El gobernador regional Antonio Pulgar no estaría libre de una eventual denuncia penal por una obra ejecutada en 2017 por el Consorcio Tahuantinsuyo, según afirmó Hernán Cajusol Chepe, exdecano del Colegio de Abogados. El abogado sostuvo que la Procuraduría tiene la facultad de acudir al Ministerio Público si advierte indicios de delito y si los hechos aún no han prescrito.
Cajusol indicó que, de acuerdo con lo difundido por medios de comunicación, la obra presentaría graves deficiencias pese al tiempo transcurrido desde su ejecución. Según explicó, la investigación preliminar deberá establecer si esos problemas podían ser advertidos durante la elaboración del expediente técnico, la licitación, la adjudicación o la ejecución del proyecto.
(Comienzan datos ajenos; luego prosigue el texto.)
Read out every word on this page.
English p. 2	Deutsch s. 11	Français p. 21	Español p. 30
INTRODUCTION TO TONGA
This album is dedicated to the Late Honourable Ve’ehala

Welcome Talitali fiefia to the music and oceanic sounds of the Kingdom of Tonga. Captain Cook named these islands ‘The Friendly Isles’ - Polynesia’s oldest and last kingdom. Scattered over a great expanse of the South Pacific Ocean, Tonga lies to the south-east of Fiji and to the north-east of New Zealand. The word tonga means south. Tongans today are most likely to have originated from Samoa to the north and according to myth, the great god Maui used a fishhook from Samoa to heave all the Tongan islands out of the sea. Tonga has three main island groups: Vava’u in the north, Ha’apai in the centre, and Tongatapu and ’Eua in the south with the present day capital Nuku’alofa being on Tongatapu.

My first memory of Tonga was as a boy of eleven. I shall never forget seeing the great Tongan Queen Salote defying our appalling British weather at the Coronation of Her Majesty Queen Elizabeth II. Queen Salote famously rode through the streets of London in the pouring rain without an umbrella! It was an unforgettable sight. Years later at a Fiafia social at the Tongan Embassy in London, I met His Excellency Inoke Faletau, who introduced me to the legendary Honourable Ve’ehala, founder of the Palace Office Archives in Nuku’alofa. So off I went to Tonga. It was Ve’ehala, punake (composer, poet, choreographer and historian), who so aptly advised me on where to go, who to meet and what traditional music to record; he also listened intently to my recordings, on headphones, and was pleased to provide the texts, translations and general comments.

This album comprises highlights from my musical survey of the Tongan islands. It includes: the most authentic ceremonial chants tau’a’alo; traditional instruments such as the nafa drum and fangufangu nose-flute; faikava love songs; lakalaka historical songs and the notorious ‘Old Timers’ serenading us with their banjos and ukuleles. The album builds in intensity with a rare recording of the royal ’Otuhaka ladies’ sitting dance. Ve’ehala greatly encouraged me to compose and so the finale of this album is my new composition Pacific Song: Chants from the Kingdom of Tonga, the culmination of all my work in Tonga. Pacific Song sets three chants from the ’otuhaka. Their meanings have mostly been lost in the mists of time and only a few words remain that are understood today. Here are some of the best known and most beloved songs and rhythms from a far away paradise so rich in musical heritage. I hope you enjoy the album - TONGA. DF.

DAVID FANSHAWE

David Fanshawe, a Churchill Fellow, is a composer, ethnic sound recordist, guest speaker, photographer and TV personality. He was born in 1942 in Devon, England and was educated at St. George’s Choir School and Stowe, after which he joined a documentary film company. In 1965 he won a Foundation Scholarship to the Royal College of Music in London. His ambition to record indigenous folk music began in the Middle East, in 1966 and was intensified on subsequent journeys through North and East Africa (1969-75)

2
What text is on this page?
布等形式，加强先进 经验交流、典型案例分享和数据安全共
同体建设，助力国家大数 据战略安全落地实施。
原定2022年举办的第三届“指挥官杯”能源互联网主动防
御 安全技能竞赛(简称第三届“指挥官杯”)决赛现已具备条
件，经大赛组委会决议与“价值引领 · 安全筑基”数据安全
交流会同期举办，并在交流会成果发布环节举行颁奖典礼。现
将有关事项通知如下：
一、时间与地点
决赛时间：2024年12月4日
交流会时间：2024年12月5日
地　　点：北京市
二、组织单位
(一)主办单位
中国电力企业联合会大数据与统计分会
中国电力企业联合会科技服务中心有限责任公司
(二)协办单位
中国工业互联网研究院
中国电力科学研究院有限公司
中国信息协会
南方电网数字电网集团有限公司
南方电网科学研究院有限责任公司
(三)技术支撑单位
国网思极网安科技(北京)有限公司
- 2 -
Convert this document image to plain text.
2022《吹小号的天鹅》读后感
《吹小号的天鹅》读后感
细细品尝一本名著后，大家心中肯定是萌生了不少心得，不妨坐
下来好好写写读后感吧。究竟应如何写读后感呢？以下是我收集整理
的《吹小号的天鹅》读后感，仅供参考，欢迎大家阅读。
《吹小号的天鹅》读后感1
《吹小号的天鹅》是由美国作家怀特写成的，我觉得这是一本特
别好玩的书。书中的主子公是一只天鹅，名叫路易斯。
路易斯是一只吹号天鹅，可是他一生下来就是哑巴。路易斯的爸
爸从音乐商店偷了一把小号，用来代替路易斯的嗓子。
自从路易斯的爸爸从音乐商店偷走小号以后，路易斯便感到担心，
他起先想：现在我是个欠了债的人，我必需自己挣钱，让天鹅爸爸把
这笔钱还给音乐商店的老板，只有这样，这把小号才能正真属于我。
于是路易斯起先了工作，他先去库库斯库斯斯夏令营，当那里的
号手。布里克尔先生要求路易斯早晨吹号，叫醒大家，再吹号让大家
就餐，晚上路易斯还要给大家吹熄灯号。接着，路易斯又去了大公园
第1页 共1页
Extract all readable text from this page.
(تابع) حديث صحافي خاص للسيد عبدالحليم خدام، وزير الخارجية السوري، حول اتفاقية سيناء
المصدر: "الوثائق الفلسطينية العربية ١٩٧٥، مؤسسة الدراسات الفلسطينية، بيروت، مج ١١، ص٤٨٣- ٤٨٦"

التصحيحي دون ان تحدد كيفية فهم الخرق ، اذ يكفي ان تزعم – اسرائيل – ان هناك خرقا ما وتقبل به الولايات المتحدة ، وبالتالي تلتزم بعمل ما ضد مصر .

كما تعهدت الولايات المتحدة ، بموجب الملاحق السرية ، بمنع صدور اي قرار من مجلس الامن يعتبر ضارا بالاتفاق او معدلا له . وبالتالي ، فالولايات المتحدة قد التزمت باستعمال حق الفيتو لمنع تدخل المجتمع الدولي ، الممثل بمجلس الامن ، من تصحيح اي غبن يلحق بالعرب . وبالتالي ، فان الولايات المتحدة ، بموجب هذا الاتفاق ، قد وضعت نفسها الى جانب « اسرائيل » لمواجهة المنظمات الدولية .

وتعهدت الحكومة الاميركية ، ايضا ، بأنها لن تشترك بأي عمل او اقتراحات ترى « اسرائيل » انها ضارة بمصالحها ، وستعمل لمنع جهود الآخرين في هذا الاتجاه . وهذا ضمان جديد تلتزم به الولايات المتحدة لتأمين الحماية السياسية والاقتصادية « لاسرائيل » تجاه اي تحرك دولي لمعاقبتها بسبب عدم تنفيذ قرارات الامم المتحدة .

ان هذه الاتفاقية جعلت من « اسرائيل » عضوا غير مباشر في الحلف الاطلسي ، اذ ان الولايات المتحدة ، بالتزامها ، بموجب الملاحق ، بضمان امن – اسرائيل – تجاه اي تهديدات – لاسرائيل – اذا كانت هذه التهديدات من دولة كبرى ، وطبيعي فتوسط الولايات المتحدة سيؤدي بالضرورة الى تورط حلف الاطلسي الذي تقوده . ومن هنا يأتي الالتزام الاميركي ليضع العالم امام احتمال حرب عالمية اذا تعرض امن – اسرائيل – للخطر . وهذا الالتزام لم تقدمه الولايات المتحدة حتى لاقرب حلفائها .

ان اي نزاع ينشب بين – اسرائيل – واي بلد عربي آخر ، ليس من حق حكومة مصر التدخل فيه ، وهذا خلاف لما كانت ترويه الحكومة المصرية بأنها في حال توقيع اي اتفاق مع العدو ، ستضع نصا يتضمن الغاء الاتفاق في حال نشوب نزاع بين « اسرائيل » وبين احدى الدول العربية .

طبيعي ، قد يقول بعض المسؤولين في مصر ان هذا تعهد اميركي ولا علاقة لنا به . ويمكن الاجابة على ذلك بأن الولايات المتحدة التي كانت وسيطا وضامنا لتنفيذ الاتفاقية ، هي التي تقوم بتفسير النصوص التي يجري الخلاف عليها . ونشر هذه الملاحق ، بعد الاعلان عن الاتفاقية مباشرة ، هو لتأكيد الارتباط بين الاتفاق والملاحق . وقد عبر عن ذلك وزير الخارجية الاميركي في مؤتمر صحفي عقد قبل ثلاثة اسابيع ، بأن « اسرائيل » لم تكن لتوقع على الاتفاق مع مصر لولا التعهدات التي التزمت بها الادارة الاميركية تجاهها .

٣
El exdecano precisó que Pulgar aparece vinculado al caso porque, según la información conocida, habría sido representante legal de la empresa que ejecutó el proyecto. Cajusol remarcó que serán los peritos quienes deberán determinar si existieron fallas técnicas y si estas tienen connotación penal.
La investigación recién comienza
Cajusol señaló que la Procuraduría cumple el rol de defender los intereses del Estado y que, ante presuntas anomalías, puede formular denuncia ante el Ministerio Público. El abogado añadió que la Contraloría y los órganos de control también deben pronunciarse sobre la licitación, el expediente técnico y la comisión de adjudicación.
El exdecano advirtió que una obra no debería presentar fallas estructurales si los estudios previos de ingeniería fueron elaborados con rigurosidad. Según Cajusol, aprobar expedientes con deficiencias de suelo o sin estudios adecuados puede derivar en obras vulnerables, perjuicio económico para el Estado y riesgo para la población.
El abogado también sostuvo que el problema no sería exclusivo de Huánuco. Cajusol afirmó que en distintas regiones del país se observan expedientes técnicos elaborados sin la seriedad requerida, incluso con prácticas de “copia y pega” que no consideran las condiciones específicas del terreno donde se ejecuta cada proyecto.
Riesgo para el Estado y la ciudadanía
Cajusol manifestó que las deficiencias en infraestructura pública alimentan sospechas ciudadanas sobre posibles actos de corrupción, colusión o incapacidad profesional. Según indicó, el perjuicio no solo recae en el presupuesto público, sino también en los usuarios de las obras mal ejecutadas.
El exdecano puso como ejemplo la construcción de colegios, puentes y otras infraestructuras que requieren responsabilidad técnica porque comprometen la seguridad de las personas. “No se puede jugar no solo con el dinero del Estado, sino también con la vida”, señaló durante la entrevista.
El caso queda ahora sujeto a lo que determinen la Procuraduría, el Ministerio Público, la Contraloría y los peritajes técnicos. La pregunta central será si las fallas detectadas corresponden a infracciones administrativas, negligencia profesional o hechos con relevancia penal.